Erfolg durch Teilen: Auch beim Mittagessen isst man nicht alleine.
Erfolg durch Teilen: Auch beim Mittagessen isst man nicht alleine.

Der Gebäudereinigungsspezialist Wasserle legt viel Wert darauf, dass seine Mitarbeiter Verantwortung übernehmen und die Bedürfnisse ihrer Kunden verstehen. Ein Erfolgsbeteiligungsmodell fördert und belohnt ihren Einsatz.

Erst kommt das Mitdenken und dann das Mitbesitzen. Bei der in Martinsried nahe München ansässigen Gebäudereinigung Wasserle GmbH gilt der unternehmerisch handelnde Mitarbeiter als wichtige Voraussetzung für den Erfolg. Firmenchef Markus Wasserle, der das Unternehmen vor zwölf Jahren gegründet und mit seinem bayernweiten Leistungsangebot kontinuierlich ausgebaut hat, achtet deshalb genau auf die passenden Rahmenbedingungen.

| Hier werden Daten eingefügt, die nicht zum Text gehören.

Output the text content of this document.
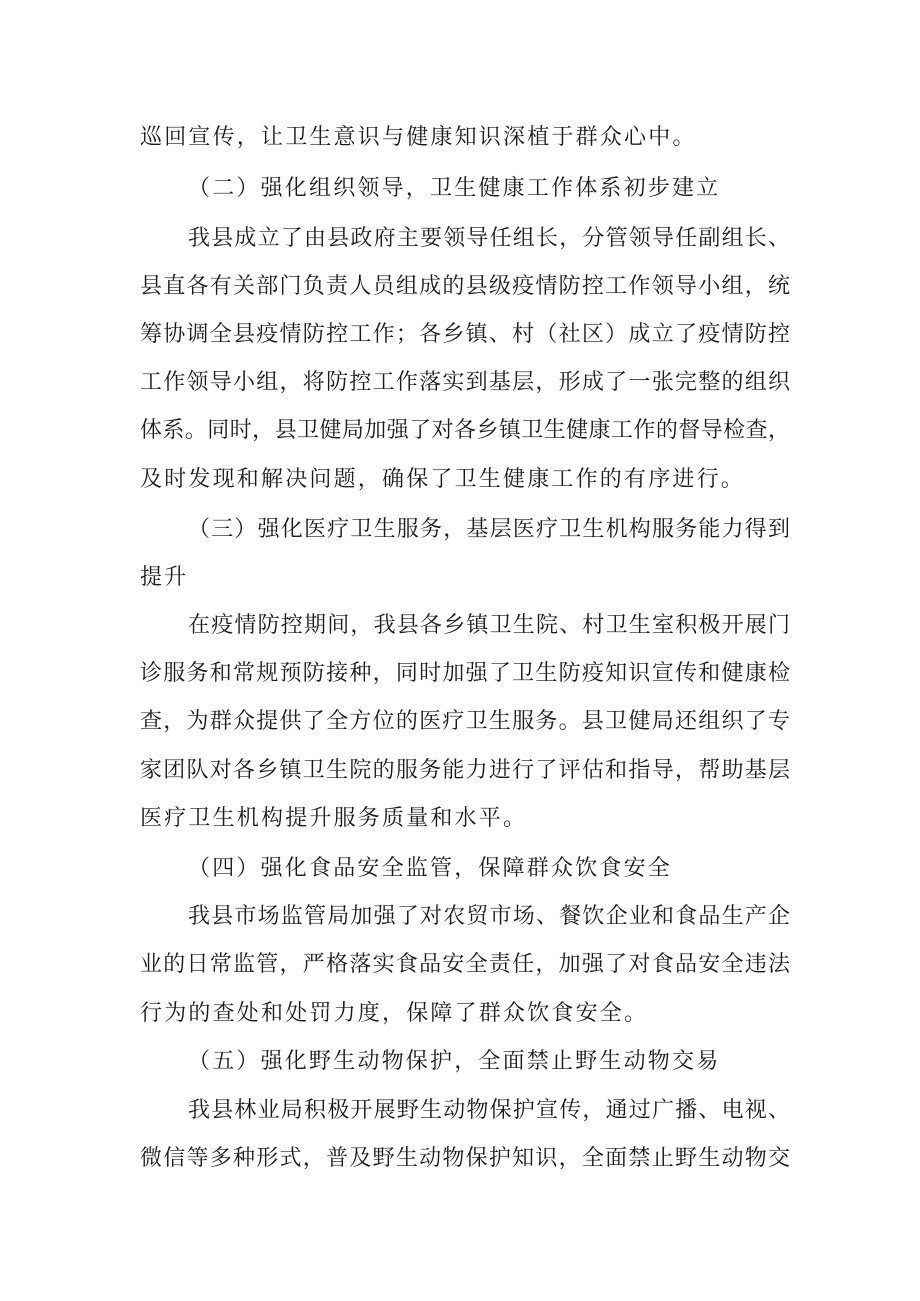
巡回宣传，让卫生意识与健康知识深植于群众心中。
（二）强化组织领导，卫生健康工作体系初步建立
我县成立了由县政府主要领导任组长，分管领导任副组长、
县直各有关部门负责人员组成的县级疫情防控工作领导小组，统
筹协调全县疫情防控工作；各乡镇、村（社区）成立了疫情防控
工作领导小组，将防控工作落实到基层，形成了一张完整的组织
体系。同时，县卫健局加强了对各乡镇卫生健康工作的督导检查，
及时发现和解决问题，确保了卫生健康工作的有序进行。
（三）强化医疗卫生服务，基层医疗卫生机构服务能力得到
提升
在疫情防控期间，我县各乡镇卫生院、村卫生室积极开展门
诊服务和常规预防接种，同时加强了卫生防疫知识宣传和健康检
查，为群众提供了全方位的医疗卫生服务。县卫健局还组织了专
家团队对各乡镇卫生院的服务能力进行了评估和指导，帮助基层
医疗卫生机构提升服务质量和水平。
（四）强化食品安全监管，保障群众饮食安全
我县市场监管局加强了对农贸市场、餐饮企业和食品生产企
业的日常监管，严格落实食品安全责任，加强了对食品安全违法
行为的查处和处罚力度，保障了群众饮食安全。
（五）强化野生动物保护，全面禁止野生动物交易
我县林业局积极开展野生动物保护宣传，通过广播、电视、
微信等多种形式，普及野生动物保护知识，全面禁止野生动物交
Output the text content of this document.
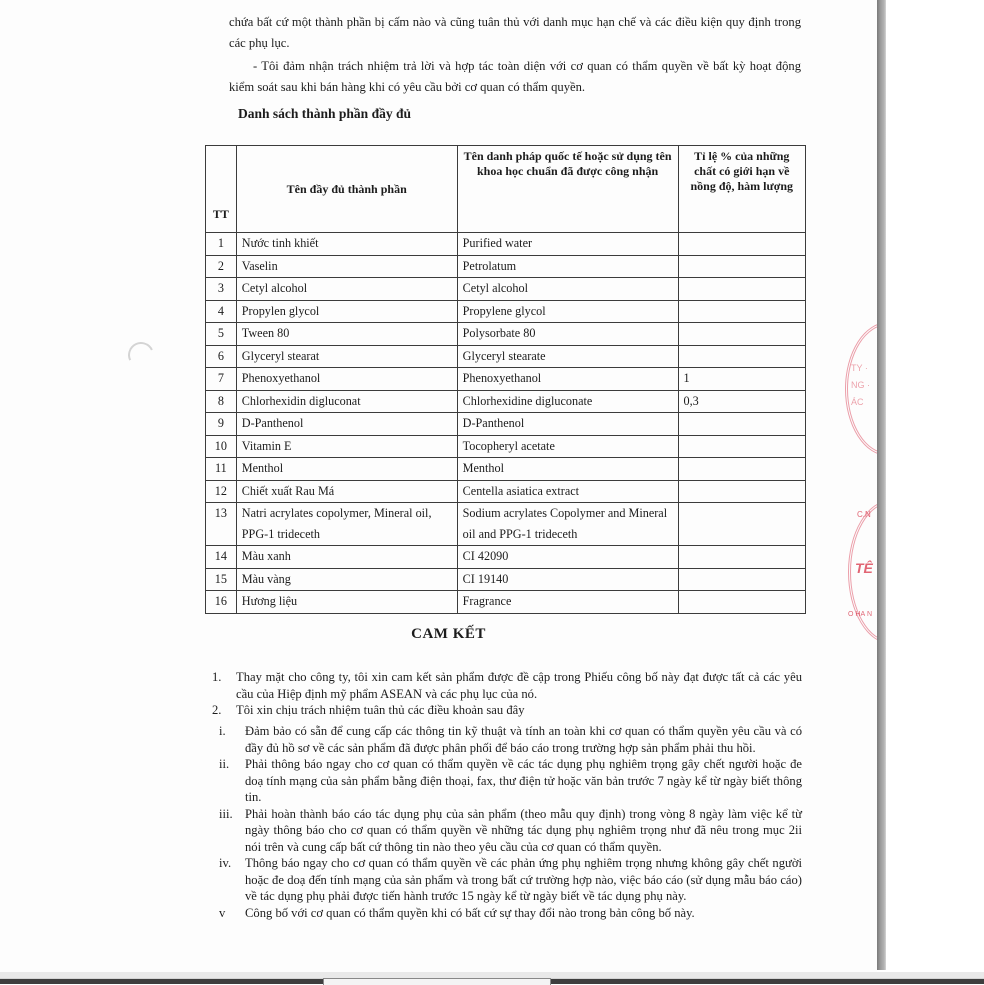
chứa bất cứ một thành phần bị cấm nào và cũng tuân thủ với danh mục hạn chế và các điều kiện quy định trong các phụ lục.

- Tôi đảm nhận trách nhiệm trả lời và hợp tác toàn diện với cơ quan có thẩm quyền về bất kỳ hoạt động kiểm soát sau khi bán hàng khi có yêu cầu bởi cơ quan có thẩm quyền.

Danh sách thành phần đầy đủ
TT	Tên đầy đủ thành phần	Tên danh pháp quốc tế hoặc sử dụng tên khoa học chuẩn đã được công nhận	Tỉ lệ % của những chất có giới hạn về nồng độ, hàm lượng
1	Nước tinh khiết	Purified water	
2	Vaselin	Petrolatum	
3	Cetyl alcohol	Cetyl alcohol	
4	Propylen glycol	Propylene glycol	
5	Tween 80	Polysorbate 80	
6	Glyceryl stearat	Glyceryl stearate	
7	Phenoxyethanol	Phenoxyethanol	1
8	Chlorhexidin digluconat	Chlorhexidine digluconate	0,3
9	D-Panthenol	D-Panthenol	
10	Vitamin E	Tocopheryl acetate	
11	Menthol	Menthol	
12	Chiết xuất Rau Má	Centella asiatica extract	
13	Natri acrylates copolymer, Mineral oil, PPG-1 trideceth	Sodium acrylates Copolymer and Mineral oil and PPG-1 trideceth	
14	Màu xanh	CI 42090	
15	Màu vàng	CI 19140	
16	Hương liệu	Fragrance	
CAM KẾT
1. Thay mặt cho công ty, tôi xin cam kết sản phẩm được đề cập trong Phiếu công bố này đạt được tất cả các yêu cầu của Hiệp định mỹ phẩm ASEAN và các phụ lục của nó.
2. Tôi xin chịu trách nhiệm tuân thủ các điều khoản sau đây
i. Đảm bảo có sẵn để cung cấp các thông tin kỹ thuật và tính an toàn khi cơ quan có thẩm quyền yêu cầu và có đầy đủ hồ sơ về các sản phẩm đã được phân phối để báo cáo trong trường hợp sản phẩm phải thu hồi.
ii. Phải thông báo ngay cho cơ quan có thẩm quyền về các tác dụng phụ nghiêm trọng gây chết người hoặc đe doạ tính mạng của sản phẩm bằng điện thoại, fax, thư điện tử hoặc văn bản trước 7 ngày kể từ ngày biết thông tin.
iii. Phải hoàn thành báo cáo tác dụng phụ của sản phẩm (theo mẫu quy định) trong vòng 8 ngày làm việc kể từ ngày thông báo cho cơ quan có thẩm quyền về những tác dụng phụ nghiêm trọng như đã nêu trong mục 2ii nói trên và cung cấp bất cứ thông tin nào theo yêu cầu của cơ quan có thẩm quyền.
iv. Thông báo ngay cho cơ quan có thẩm quyền về các phản ứng phụ nghiêm trọng nhưng không gây chết người hoặc đe doạ đến tính mạng của sản phẩm và trong bất cứ trường hợp nào, việc báo cáo (sử dụng mẫu báo cáo) về tác dụng phụ phải được tiến hành trước 15 ngày kể từ ngày biết về tác dụng phụ này.
v Công bố với cơ quan có thẩm quyền khi có bất cứ sự thay đổi nào trong bản công bố này.
TY · NG · ÁC
C.N
TÊ
Ô HÀ N
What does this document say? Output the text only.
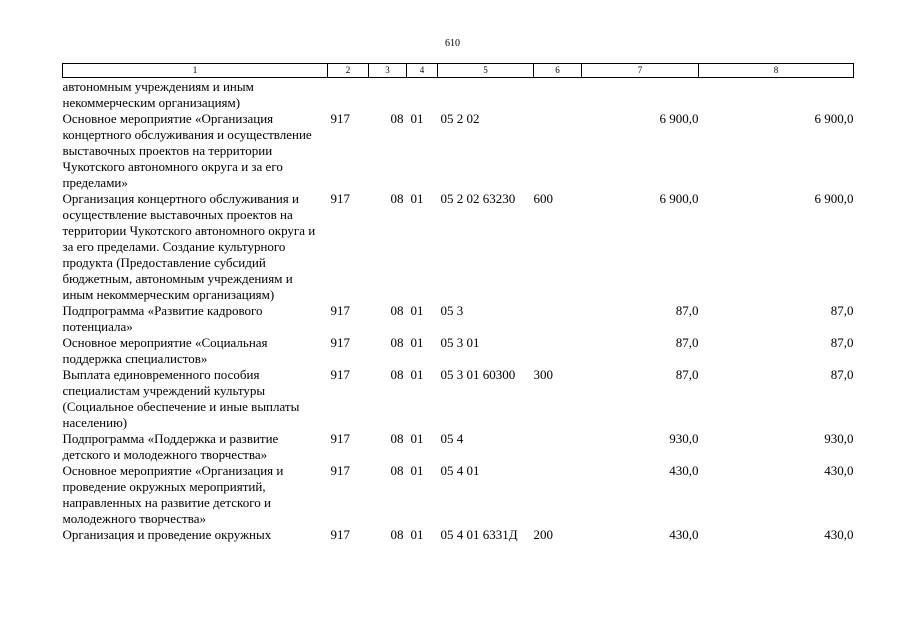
610
1	2	3	4	5	6	7	8
автономным учреждениям и иным некоммерческим организациям)							
Основное мероприятие «Организация концертного обслуживания и осуществление выставочных проектов на территории Чукотского автономного округа и за его пределами»	917	08	01	05 2 02		6 900,0	6 900,0
Организация концертного обслуживания и осуществление выставочных проектов на территории Чукотского автономного округа и за его пределами. Создание культурного продукта (Предоставление субсидий бюджетным, автономным учреждениям и иным некоммерческим организациям)	917	08	01	05 2 02 63230	600	6 900,0	6 900,0
Подпрограмма «Развитие кадрового потенциала»	917	08	01	05 3		87,0	87,0
Основное мероприятие «Социальная поддержка специалистов»	917	08	01	05 3 01		87,0	87,0
Выплата единовременного пособия специалистам учреждений культуры (Социальное обеспечение и иные выплаты населению)	917	08	01	05 3 01 60300	300	87,0	87,0
Подпрограмма «Поддержка и развитие детского и молодежного творчества»	917	08	01	05 4		930,0	930,0
Основное мероприятие «Организация и проведение окружных мероприятий, направленных на развитие детского и молодежного творчества»	917	08	01	05 4 01		430,0	430,0
Организация и проведение окружных	917	08	01	05 4 01 6331Д	200	430,0	430,0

Dies beginnt bei vielen den Gemeinschaftsgedanken fördernden Maßnahmen und reicht hin bis zu weitreichenden Freiräumen bei der Zeiteinteilung: „Der Mensch steht im Mittelpunkt unseres Handelns und je selbstständiger die Kolleginnen und Kollegen agieren, desto besser können wir uns von den Wettbewerbern abheben“, erklärt uns Wasserle. Seit 2016 steht für diese partnerschaftliche Führungskultur auch ein Erfolgsbeteiligungsmodell: „Unsere Mitarbeiter sollen es im eigenen Geldbeutel spüren, wenn die Geschäfte auch und vor allem durch ihren Einsatz gut laufen“, hebt der Firmenchef hervor.

Von zufriedenen Mitarbeitern profitieren

Zum Selbstverständnis des Gebäudereinigungsspezialisten gehört es, Qualität aus Leidenschaft zu bieten. Das Unternehmen ist auf Firmenkunden fokussiert und übernimmt insbesondere im Auftrag von Hausverwaltungen und Gebäudemanagementfirmen die Reinigung von Glas und Fenstern, Treppenhäusern, Tiefgaragen und Büros.

Wasserle wird den Ansprüchen offenbar gerecht: Das Unternehmen ist seit seiner Gründung mit jährlichen Raten zwischen 10 und 25 Prozent kontinuierlich vor allem durch Kundenempfehlungen gewachsen. Die leistungsfähigen Teams tragen entscheidend dazu bei: „Eine Fluktuationsrate von nahe Null und ein um ein Drittel unter dem Branchendurchschnitt liegender Krankenstand zeugen von einer hohen Mitarbeiterzufriedenheit, von der letztlich die Firma profitiert“, erläutert der Chef.

Beteiligung am Unternehmenserfolg 

Über das in diesem Jahr erstmals aufgelegte Beteiligungsprogramm fließt nun ein Teil des betrieblichen Gewinns wieder an die Belegschaft zurück. Jeder sozialversicherungspflichtige Mitarbeiter, das sind rund 85 Prozent aller Beschäftigten, kann bei mindestens einjähriger Betriebszugehörigkeit eine stille Beteiligung am Kapital er Firma erwerben. Er erbringt dafür eine nach Beträgen von 50 bis 1.200 Euro frei wählbare Eigenleistung und erhält darüber hinaus in gleicher Höhe bis zu maximal 360 Euro einen Arbeitgeberzuschuss zu seiner Beteiligung (siehe Tabelle).

Von  diesem Zuschuss müssen weder Lohnsteuer noch Sozialversicherungsbeiträge abgeführt werden. Hinzu kommt die Verzinsung, die sich nach dem prozentualen Anteil des Firmengewinns im jeweiligen Jahr richtet. Eine Beteiligung wird nach fünf Jahren zurückgezahlt, kann auf Wunsch aber auch länger im Unternehmen verbleiben.